The news site reports that three young men -- Abdullahi Tarabi, Syed Jamanoor Islam, and Rene Richardson -- were killed with knives in London between April 10 and 11. The attacks took place in different parts of the city, and are not believed to be related.
Scotland Yard warned on April 11 that there has been a surge in violent crime in Britain, noted The Telegraph.
According to the Metropolitan Police, there has been an increase in London knife crimes by 24 percent, and gun crimes by 42 percent over the past year.
The police warned that there has been "significant reductions in resources," but an "increased demand" on its cops to handle problems such as "child protection and mental health."
However, critics have said that the London police and other UK departments cumulatively waste millions trying and failing to prosecute politicians, journalists and celebrities.
Assistant Metropolitan Police Commissioner Martin Hewitt expressed concern on the rising crime rate:
We are concerned about the rise of gun crime and rise of knife crime offenses committed by young people and the changing nature of the offenders.
Young people carrying knives are doing so for a variety of reasons including status, criminality and self-protection, but only around a quarter are affiliated with gangs.
There is a phenomenon of people feeling that you need to carry a knife to be safe.
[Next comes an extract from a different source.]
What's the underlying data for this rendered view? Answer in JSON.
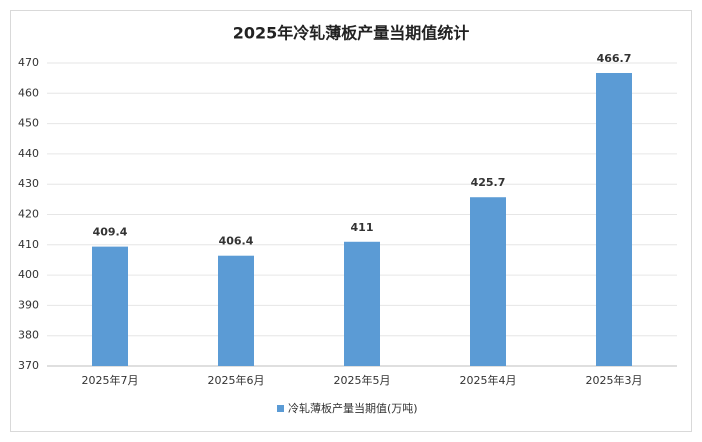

There is a lot greater sense that "I need this to protect myself." The problem comes when you then get a confrontation.
Colin Sutton, a retired detective chief inspector, put the blame on reducing "stop and search" tactics on citizens and spending resources in the wrong areas: "The priorities seem to have gone a little bit awry in recent years. Things that do not impact the lives of the majority of people have been given too much emphasis."